Steve McCurry in mostra a Roma, c'è pure un sito dedicato alla grande retrospettiva negli spazi de La Pelanda, al Macro dal 3 dicembre 2011 al 29 aprile 2012 (attenzione però perchè è chiusa il 31 dicembre 2011 e il 1°gennaio 2012); nato a Philadelphia nel 1950, McCurry è uno dei più grandi fotografi viventi contemporanei, è la quintessenza del viaggiatore curioso e onnivoro, guardare le sue foto è come fare un workshop intensivo in antropologia.

McCurry mi fa tanto venire in mente Tiziano Terzani, sarà che sto leggendo un suo libro, ma le atmosfere d'Oriente, le esperienze nelle zone di guerra e l'acuto occhio indagatore che scava nella natura umana e nelle sue suggestioni religiose sono un fil rouge potente. Pensate che in un'intervista al Guardian ammette con candore di non avere orecchio per le lingue straniere e uno dei suoi segreti è investire molto tempo ed energia nelle relazioni con la gente dei luoghi che visita.

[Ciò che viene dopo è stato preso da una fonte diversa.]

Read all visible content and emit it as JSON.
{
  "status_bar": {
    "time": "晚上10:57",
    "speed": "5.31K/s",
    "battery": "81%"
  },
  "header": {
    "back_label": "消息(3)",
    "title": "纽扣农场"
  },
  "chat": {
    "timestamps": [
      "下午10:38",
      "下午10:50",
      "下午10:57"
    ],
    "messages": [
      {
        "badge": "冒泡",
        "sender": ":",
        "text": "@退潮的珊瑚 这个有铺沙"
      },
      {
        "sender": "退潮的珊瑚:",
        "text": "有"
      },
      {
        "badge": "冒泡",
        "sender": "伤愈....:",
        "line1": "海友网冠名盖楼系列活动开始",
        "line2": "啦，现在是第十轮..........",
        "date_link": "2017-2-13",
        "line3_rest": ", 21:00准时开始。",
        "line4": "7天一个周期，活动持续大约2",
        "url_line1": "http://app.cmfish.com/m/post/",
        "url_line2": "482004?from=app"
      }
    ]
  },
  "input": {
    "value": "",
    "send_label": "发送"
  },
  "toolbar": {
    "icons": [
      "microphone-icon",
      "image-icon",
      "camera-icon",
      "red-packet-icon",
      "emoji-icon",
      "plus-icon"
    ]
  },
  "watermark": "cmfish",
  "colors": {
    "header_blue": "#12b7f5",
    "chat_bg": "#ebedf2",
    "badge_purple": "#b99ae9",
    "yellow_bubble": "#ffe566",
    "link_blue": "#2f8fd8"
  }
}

In mostra al Macro ci sono 200 foto selezionate tra i lavori realizzati nell'arco di trent'anni, allestite dal designer Fabio Novembre come in un villaggio nomade; se non riuscite ad andarci, guardate almeno questo video in cui lo stesso McCurry racconta di come sceglie i soggetti e quali sono i temi che lo catturano di più. Al di là delle parole però, spiega tutto benissimo l'intensità che sprigiona quest'uomo; negli occhi ha un raggio X che attraversa gli oggetti e le persone per decodificarne l'anima. Un consiglio per conoscerlo meglio? Digitate il suo nome e poi "self portrait" su google e guardate che meraviglia sono i suoi autoritratti.